The comment at line 97 (repo tag 1.8.5) says it is using conjugate guide, but I think it is not conjugate since the posterior and prior are the same (in this case both Gamma or both Dirichlet, but neither Gamma or Dirichlet are conjugate of themselves).

github.com

pyro-ppl/pyro/blob/ae124d51a9e88068b177656f430e33a41c7a39d4/examples/lda.py#LL78C1-L94C1


      
          def make_predictor(args):
              layer_sizes = (
                  [args.num_words]
                  + [int(s) for s in args.layer_sizes.split("-")]
                  + [args.num_topics]
              )
              logging.info("Creating MLP with sizes {}".format(layer_sizes))
              layers = []
              for in_size, out_size in zip(layer_sizes, layer_sizes[1:]):
                  layer = nn.Linear(in_size, out_size)
                  layer.weight.data.normal_(0, 0.001)
                  layer.bias.data.normal_(0, 0.001)
                  layers.append(layer)
                  layers.append(nn.Sigmoid())
              layers.append(nn.Softmax(dim=-1))
              return nn.Sequential(*layers)

From the way the neural network is constructed, it seems to take a histogram as input without normalizing it. The code certainly works but it is just not common practice for a neural net to take arbitrarily large integers as input. So is there rational around this?

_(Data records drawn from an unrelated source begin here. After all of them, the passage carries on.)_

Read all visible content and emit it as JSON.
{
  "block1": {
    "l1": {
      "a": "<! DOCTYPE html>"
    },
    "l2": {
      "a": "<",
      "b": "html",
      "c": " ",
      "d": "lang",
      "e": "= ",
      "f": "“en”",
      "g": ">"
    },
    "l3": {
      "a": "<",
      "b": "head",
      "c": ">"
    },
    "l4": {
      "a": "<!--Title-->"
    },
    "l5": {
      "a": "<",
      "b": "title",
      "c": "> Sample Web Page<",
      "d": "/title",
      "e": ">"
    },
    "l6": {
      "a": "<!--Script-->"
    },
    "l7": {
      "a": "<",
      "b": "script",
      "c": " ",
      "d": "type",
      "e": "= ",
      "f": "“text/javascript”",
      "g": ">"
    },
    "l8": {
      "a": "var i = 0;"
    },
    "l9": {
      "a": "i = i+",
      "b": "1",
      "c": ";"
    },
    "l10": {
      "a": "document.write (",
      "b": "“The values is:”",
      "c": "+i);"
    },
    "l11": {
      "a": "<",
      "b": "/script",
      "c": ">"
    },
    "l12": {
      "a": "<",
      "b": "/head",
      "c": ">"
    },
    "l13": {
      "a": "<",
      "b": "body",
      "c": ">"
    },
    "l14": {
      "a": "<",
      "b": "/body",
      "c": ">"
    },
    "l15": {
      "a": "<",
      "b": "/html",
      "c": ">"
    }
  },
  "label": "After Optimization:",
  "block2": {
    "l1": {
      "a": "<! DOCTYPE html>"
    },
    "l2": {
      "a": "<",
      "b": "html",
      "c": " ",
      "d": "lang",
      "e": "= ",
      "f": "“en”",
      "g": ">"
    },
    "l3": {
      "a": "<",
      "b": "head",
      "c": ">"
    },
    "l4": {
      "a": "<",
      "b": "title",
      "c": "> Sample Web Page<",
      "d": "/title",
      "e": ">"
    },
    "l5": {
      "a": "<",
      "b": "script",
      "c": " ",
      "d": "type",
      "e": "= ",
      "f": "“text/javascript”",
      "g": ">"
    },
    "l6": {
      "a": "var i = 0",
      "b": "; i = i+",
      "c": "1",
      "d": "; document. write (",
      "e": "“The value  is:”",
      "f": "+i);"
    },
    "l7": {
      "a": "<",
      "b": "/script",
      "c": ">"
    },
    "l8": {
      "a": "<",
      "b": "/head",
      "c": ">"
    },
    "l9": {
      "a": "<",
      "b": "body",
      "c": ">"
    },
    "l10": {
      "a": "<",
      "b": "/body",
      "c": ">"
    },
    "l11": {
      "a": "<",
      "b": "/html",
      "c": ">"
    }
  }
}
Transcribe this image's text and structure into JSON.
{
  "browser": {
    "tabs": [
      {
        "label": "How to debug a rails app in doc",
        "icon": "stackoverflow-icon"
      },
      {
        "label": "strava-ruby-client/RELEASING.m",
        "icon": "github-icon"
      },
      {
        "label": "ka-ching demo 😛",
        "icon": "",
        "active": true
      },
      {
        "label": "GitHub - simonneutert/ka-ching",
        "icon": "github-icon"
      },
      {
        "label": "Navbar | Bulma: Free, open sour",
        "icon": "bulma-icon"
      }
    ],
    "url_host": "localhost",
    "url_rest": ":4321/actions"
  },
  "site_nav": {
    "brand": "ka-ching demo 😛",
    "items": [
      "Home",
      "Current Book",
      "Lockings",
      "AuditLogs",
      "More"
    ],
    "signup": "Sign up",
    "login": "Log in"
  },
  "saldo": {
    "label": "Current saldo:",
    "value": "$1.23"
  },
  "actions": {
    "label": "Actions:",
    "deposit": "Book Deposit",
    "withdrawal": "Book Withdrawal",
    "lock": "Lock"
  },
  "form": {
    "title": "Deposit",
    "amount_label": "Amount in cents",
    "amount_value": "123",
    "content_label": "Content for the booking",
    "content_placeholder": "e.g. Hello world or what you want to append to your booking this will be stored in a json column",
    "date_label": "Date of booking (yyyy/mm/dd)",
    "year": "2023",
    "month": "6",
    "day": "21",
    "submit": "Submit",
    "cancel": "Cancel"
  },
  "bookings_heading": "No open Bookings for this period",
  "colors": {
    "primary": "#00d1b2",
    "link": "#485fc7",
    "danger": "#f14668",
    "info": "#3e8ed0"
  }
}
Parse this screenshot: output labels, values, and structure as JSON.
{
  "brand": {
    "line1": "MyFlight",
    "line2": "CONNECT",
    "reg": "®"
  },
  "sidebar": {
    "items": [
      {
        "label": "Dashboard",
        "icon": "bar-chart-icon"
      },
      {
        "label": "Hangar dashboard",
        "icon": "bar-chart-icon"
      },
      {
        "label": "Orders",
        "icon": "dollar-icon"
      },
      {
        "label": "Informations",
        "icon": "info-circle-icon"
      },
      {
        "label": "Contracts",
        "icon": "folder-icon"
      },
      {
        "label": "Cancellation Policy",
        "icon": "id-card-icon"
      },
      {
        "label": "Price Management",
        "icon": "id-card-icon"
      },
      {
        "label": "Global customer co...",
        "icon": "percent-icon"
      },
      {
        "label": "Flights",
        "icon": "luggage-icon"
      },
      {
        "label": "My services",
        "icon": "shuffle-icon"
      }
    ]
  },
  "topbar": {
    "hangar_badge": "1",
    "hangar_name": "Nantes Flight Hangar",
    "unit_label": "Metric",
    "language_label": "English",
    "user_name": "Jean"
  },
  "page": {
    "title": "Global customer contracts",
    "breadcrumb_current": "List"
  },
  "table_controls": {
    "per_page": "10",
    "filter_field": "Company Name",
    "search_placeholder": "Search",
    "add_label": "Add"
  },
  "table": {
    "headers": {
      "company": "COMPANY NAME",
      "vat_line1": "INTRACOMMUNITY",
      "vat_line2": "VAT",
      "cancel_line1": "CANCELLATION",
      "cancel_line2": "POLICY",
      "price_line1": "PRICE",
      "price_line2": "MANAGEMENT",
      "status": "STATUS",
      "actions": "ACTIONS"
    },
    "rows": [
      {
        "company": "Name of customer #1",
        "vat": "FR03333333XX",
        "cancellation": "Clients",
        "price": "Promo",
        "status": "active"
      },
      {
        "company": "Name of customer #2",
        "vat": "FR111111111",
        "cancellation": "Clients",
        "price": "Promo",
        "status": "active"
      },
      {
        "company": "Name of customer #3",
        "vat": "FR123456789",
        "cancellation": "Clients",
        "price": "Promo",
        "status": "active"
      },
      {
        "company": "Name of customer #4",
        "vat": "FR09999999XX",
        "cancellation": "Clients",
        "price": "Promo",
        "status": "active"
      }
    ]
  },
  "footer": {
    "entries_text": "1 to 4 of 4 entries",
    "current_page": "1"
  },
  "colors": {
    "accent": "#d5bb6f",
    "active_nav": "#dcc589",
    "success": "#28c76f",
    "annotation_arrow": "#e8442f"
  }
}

Is it just to keep the same as the reference?

What tutorial are you running?
Amortized Latent Dirichlet Allocation
What version of Pyro are you using?
1.8.5
Please link or paste relevant code, and steps to reproduce.
Linked above.

Thank you,
Whatever60

martinjankowiak · June 7, 2023, 7:32pm

the dirichlet is conjugate to the multinomial likelihood. i guess topic_weights isn’t quite conjugate because it uses the gamma distribution, but note the close relation between gamma and dirichlet (see e.g. “Random variate generation” here). in any case the precise conjugacy relation isn’t particularly relevant here since we’re doing stochastic variational inference anyway.
regarding the second question this is just a tutorial. there is no claim that anything is done optimally. there are presumably millions of neural network architectures that could work here, some better, some worse.